Da página do MST e da Agência Brasil

Pereira da Viola, Arnaldo Freitas, Cacique e Pajé, Katya Teixeira, Sapiranga, Osni Ribeiro, Ricardo Vignini Trio, entre outros expoentes da melhor música caipira e regional do país estarão entre as atrações que o Movimento dos Trabalhadores Rurais sem Terra (MST) convidou para cantar e tocar nos palcos da II Feira Nacional da Reforma Agrária, que a exemplo da pioneira (promovida em outubro de 2015) transcorrerá mais uma vez no Parque da Água Branca, situado na zona Oeste de São Paulo, com entrada franca.

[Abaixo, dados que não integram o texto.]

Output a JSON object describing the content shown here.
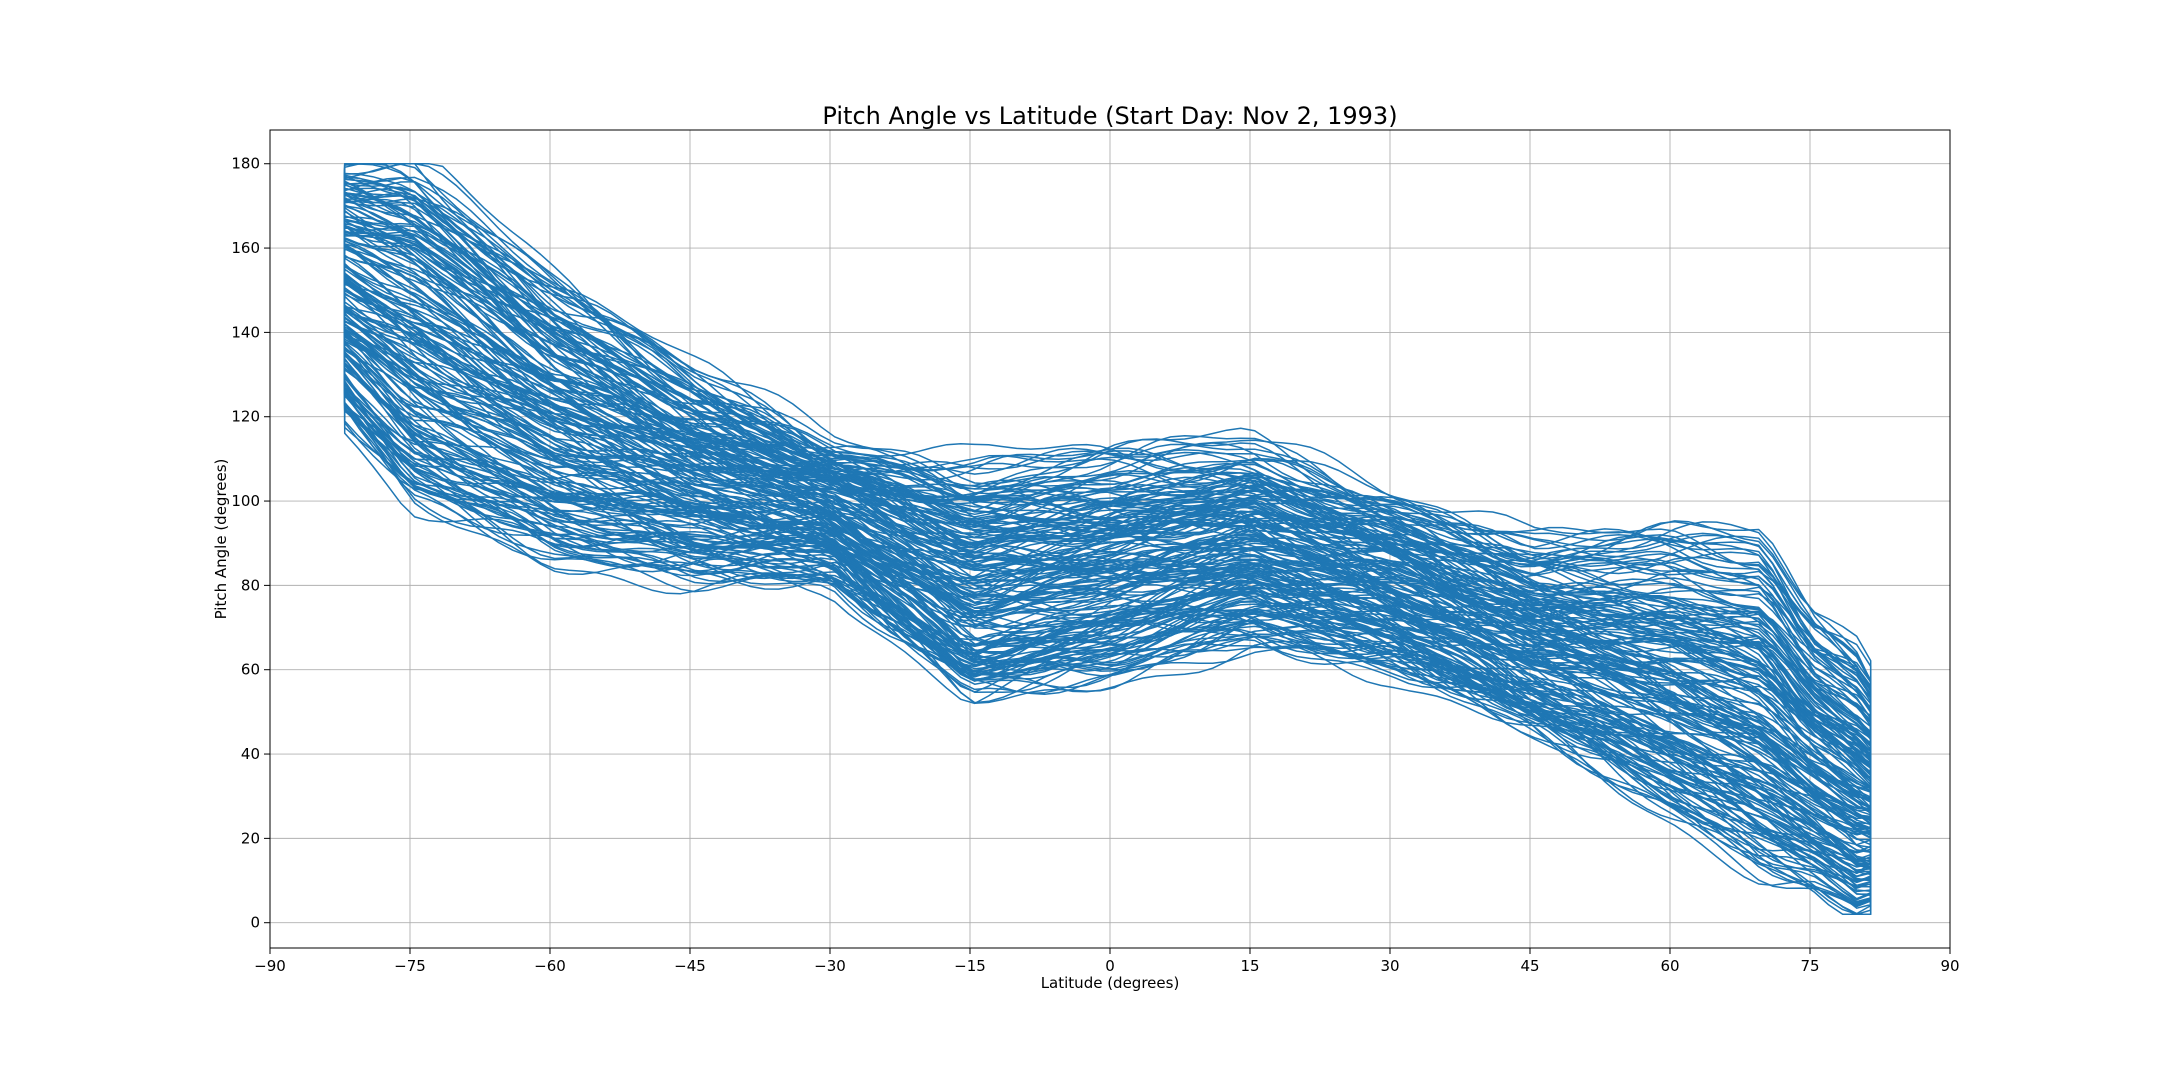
{
  "chart_data": {
    "type": "line",
    "title": "Pitch Angle vs Latitude (Start Day: Nov 2, 1993)",
    "xlabel": "Latitude (degrees)",
    "ylabel": "Pitch Angle (degrees)",
    "xlim": [
      -90,
      90
    ],
    "ylim": [
      -6,
      188
    ],
    "xticks": [
      -90,
      -75,
      -60,
      -45,
      -30,
      -15,
      0,
      15,
      30,
      45,
      60,
      75,
      90
    ],
    "yticks": [
      0,
      20,
      40,
      60,
      80,
      100,
      120,
      140,
      160,
      180
    ],
    "grid": true,
    "legend": "none",
    "line_color": "#1f77b4",
    "trace_count": 200,
    "latitude_range": [
      -82,
      82
    ],
    "series_envelope": {
      "description_free_keypoints": true,
      "latitude": [
        -82,
        -75,
        -60,
        -45,
        -30,
        -15,
        0,
        15,
        30,
        45,
        60,
        70,
        75,
        80,
        82
      ],
      "upper_pitch": [
        180,
        180,
        152,
        130,
        113,
        107,
        110,
        112,
        100,
        88,
        90,
        88,
        70,
        62,
        55
      ],
      "lower_pitch": [
        120,
        100,
        87,
        83,
        83,
        54,
        59,
        68,
        62,
        47,
        27,
        13,
        10,
        3,
        5
      ]
    },
    "notable_features": {
      "vertical_cluster_at_latitude": -82,
      "vertical_cluster_range": [
        120,
        180
      ],
      "vertical_cluster_at_latitude_north": 81.5,
      "vertical_cluster_range_north": [
        5,
        55
      ]
    }
  }
}
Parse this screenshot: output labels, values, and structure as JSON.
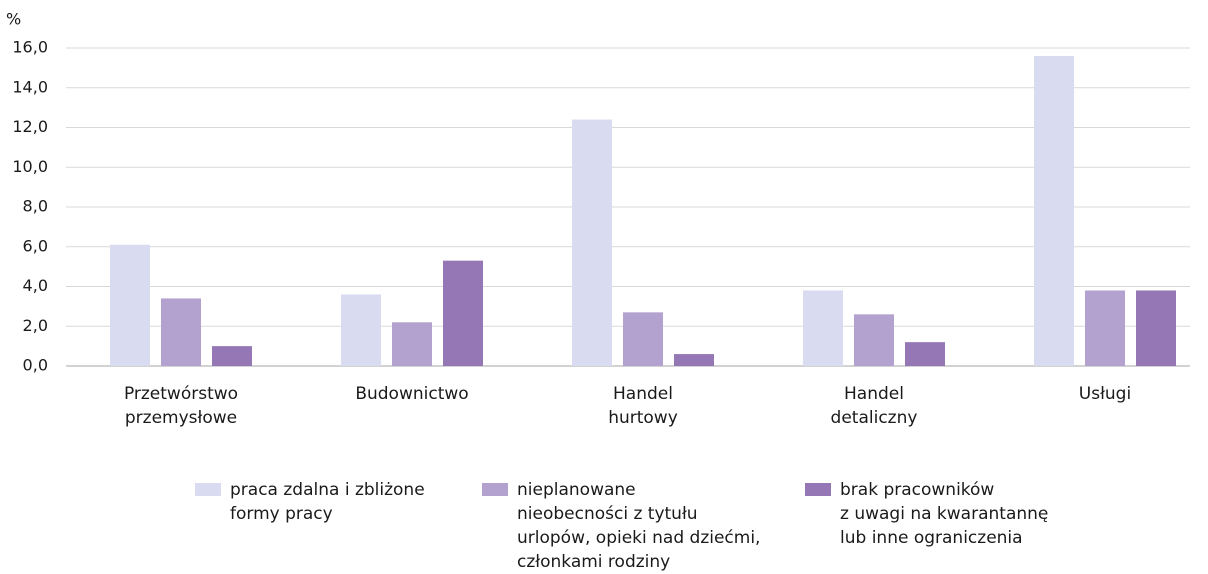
{
  "chart_data": {
    "type": "bar",
    "y_unit": "%",
    "categories": [
      "Przetwórstwo\nprzemysłowe",
      "Budownictwo",
      "Handel\nhurtowy",
      "Handel\ndetaliczny",
      "Usługi"
    ],
    "series": [
      {
        "name": "praca zdalna i zbliżone\nformy pracy",
        "color": "#d9dbf0",
        "values": [
          6.1,
          3.6,
          12.4,
          3.8,
          15.6
        ]
      },
      {
        "name": "nieplanowane\nnieobecności z tytułu\nurlopów, opieki nad dziećmi,\nczłonkami rodziny",
        "color": "#b3a2d0",
        "values": [
          3.4,
          2.2,
          2.7,
          2.6,
          3.8
        ]
      },
      {
        "name": "brak pracowników\nz uwagi na kwarantannę\nlub inne ograniczenia",
        "color": "#9677b5",
        "values": [
          1.0,
          5.3,
          0.6,
          1.2,
          3.8
        ]
      }
    ],
    "ylim": [
      0,
      16
    ],
    "yticks": [
      {
        "value": 0,
        "label": "0,0"
      },
      {
        "value": 2,
        "label": "2,0"
      },
      {
        "value": 4,
        "label": "4,0"
      },
      {
        "value": 6,
        "label": "6,0"
      },
      {
        "value": 8,
        "label": "8,0"
      },
      {
        "value": 10,
        "label": "10,0"
      },
      {
        "value": 12,
        "label": "12,0"
      },
      {
        "value": 14,
        "label": "14,0"
      },
      {
        "value": 16,
        "label": "16,0"
      }
    ],
    "grid": true
  }
}
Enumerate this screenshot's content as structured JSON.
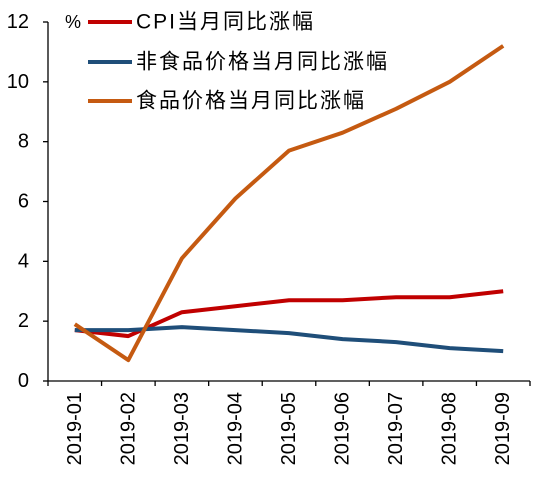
{
  "chart_data": {
    "type": "line",
    "categories": [
      "2019-01",
      "2019-02",
      "2019-03",
      "2019-04",
      "2019-05",
      "2019-06",
      "2019-07",
      "2019-08",
      "2019-09"
    ],
    "series": [
      {
        "name": "CPI当月同比涨幅",
        "color": "#C00000",
        "values": [
          1.7,
          1.5,
          2.3,
          2.5,
          2.7,
          2.7,
          2.8,
          2.8,
          3.0
        ]
      },
      {
        "name": "非食品价格当月同比涨幅",
        "color": "#1F4E79",
        "values": [
          1.7,
          1.7,
          1.8,
          1.7,
          1.6,
          1.4,
          1.3,
          1.1,
          1.0
        ]
      },
      {
        "name": "食品价格当月同比涨幅",
        "color": "#C55A11",
        "values": [
          1.9,
          0.7,
          4.1,
          6.1,
          7.7,
          8.3,
          9.1,
          10.0,
          11.2
        ]
      }
    ],
    "ylabel": "%",
    "ylim": [
      0,
      12
    ],
    "yticks": [
      0,
      2,
      4,
      6,
      8,
      10,
      12
    ],
    "grid": false,
    "legend": "top-left"
  }
}
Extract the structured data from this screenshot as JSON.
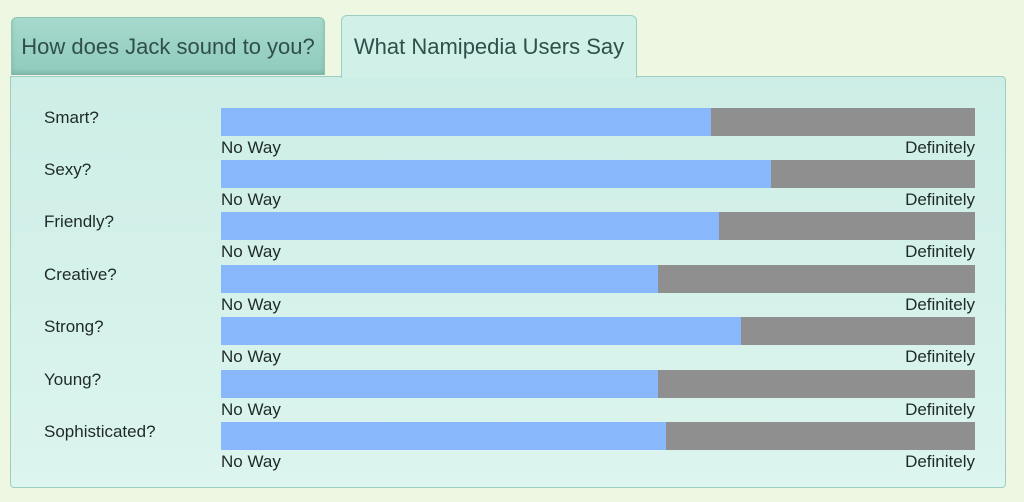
{
  "tabs": [
    {
      "label": "How does Jack sound to you?",
      "active": false
    },
    {
      "label": "What Namipedia Users Say",
      "active": true
    }
  ],
  "scale": {
    "min_label": "No Way",
    "max_label": "Definitely"
  },
  "colors": {
    "fill": "#88b8fb",
    "track": "#8f8f8f",
    "panel": "#cdeee6",
    "page": "#eef7e2"
  },
  "traits": [
    {
      "label": "Smart?",
      "value": 0.65
    },
    {
      "label": "Sexy?",
      "value": 0.73
    },
    {
      "label": "Friendly?",
      "value": 0.66
    },
    {
      "label": "Creative?",
      "value": 0.58
    },
    {
      "label": "Strong?",
      "value": 0.69
    },
    {
      "label": "Young?",
      "value": 0.58
    },
    {
      "label": "Sophisticated?",
      "value": 0.59
    }
  ]
}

Neste ano o evento começará na quinta-feira, 4 de maio, e se estenderá até o começo da noite de domingo, 7. Os organizadores contam com a presença de agricultores de acampamentos e assentamentos de todo país e pretendem com a iniciativa abrir diálogos com a sociedade sobre a necessidade de adoção de modos mais equilibrados de se alimentar e de uma transição do atual modelo agrícola, que o MST considera predatório dos recursos naturais, para um que respeite o trabalhador e o meio ambiente. Além dos shows musicais que contarão também com Tulipa Ruiz, Emicida e Chico César, o público encontrará ainda bancas com variada oferta de comidas saudável e típicas, poderá trocar mudas e sementes, ouvir palestras e acompanhar seminários, escolher livros disponíveis em tendas literárias ou curtir apresentações teatrais, entre outras atividades culturais (veja programação ao final da matéria).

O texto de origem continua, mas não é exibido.